CAT is a computer algorithm that selects successive items based on an individual’s responses to previously administered items. For example, if an initial item asked how difficult it was for the respondent to walk up a flight of stairs and the respondent’s answer was “extremely difficult,” this would suggest that the respondent’s physical functioning is on the low end. The CAT algorithm would then select a second question that asks about difficulty doing an easier activity, such as walking on flat ground. On the other hand, if the response to the initial item was “not at all difficult,” a second question might ask about a more difficult activity, such as running a mile. In this way, CAT is always searching for the next item that will provide the most unique information about the person . CAT is already used for a variety of standardized educational tests, including the Graduate Record Examination , the North American Pharmacist Licensure Examination , and the United States Medical Licensing Examination . Although CAT is the more sophisticated option than short forms, any option that uses items from the same item bank will produce comparable scores, regardless of whether the same items were asked of respondents . This is another key advantage of measures based on IRT.
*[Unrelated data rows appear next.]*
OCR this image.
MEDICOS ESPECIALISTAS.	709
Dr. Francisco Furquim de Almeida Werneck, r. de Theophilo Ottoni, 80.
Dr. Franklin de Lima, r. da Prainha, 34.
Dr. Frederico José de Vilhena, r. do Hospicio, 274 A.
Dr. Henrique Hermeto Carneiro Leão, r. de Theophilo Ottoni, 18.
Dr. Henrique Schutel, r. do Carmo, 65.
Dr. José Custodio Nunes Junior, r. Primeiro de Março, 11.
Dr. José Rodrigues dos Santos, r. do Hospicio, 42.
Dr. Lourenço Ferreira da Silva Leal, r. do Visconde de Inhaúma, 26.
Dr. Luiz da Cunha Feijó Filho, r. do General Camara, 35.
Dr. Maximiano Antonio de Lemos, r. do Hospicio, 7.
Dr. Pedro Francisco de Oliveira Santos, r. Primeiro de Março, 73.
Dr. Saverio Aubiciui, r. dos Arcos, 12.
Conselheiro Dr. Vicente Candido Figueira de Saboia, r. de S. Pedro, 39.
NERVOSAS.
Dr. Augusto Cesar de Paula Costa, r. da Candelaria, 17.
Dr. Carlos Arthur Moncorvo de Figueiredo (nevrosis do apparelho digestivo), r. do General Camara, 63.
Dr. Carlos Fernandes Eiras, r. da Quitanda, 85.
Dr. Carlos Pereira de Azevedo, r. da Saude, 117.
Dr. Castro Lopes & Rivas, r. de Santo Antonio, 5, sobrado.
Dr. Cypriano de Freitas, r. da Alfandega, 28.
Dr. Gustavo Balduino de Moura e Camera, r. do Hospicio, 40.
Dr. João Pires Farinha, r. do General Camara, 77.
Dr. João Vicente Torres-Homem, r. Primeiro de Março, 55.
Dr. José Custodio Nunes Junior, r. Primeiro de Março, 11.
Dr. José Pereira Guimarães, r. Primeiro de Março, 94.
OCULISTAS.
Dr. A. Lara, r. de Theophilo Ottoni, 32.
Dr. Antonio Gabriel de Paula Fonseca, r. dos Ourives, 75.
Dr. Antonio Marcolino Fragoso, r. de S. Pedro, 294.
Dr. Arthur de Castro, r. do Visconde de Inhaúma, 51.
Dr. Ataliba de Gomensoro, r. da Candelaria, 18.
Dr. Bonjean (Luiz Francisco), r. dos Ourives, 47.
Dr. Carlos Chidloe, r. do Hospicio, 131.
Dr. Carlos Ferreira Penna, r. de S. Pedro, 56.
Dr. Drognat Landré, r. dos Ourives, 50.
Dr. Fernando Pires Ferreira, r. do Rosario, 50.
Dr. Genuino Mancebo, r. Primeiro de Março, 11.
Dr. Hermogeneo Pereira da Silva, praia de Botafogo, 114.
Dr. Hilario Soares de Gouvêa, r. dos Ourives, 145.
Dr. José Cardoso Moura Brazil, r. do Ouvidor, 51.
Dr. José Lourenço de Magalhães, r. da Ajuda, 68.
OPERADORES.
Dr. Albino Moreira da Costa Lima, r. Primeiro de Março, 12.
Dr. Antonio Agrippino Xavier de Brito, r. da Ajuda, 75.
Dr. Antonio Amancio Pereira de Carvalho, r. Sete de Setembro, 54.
Widespread use of IRT item banks could be advantageous to health outcome assessment. However, an important dimension of the effectiveness of this technology is adoption by the end user community—clinical trialists. The purpose of this study was twofold: (1) to evaluate a brief tutorial designed as a basic introduction to IRT-based item banks, and (2) to elicit investigators’ questions and concerns about both current and IRT-based PRO measurement strategies in clinical trial settings. Understanding these concerns is valuable to promote use of item banks and CAT in the clinical trials setting. This information will also be helpful for sponsors who may want to learn more about the issues and challenges of using PRO item banks as well as for developers of item banks who bear the burden of educating both potential users and relevant stakeholders (such as funding agencies and regulatory boards) on the merits of this new technology.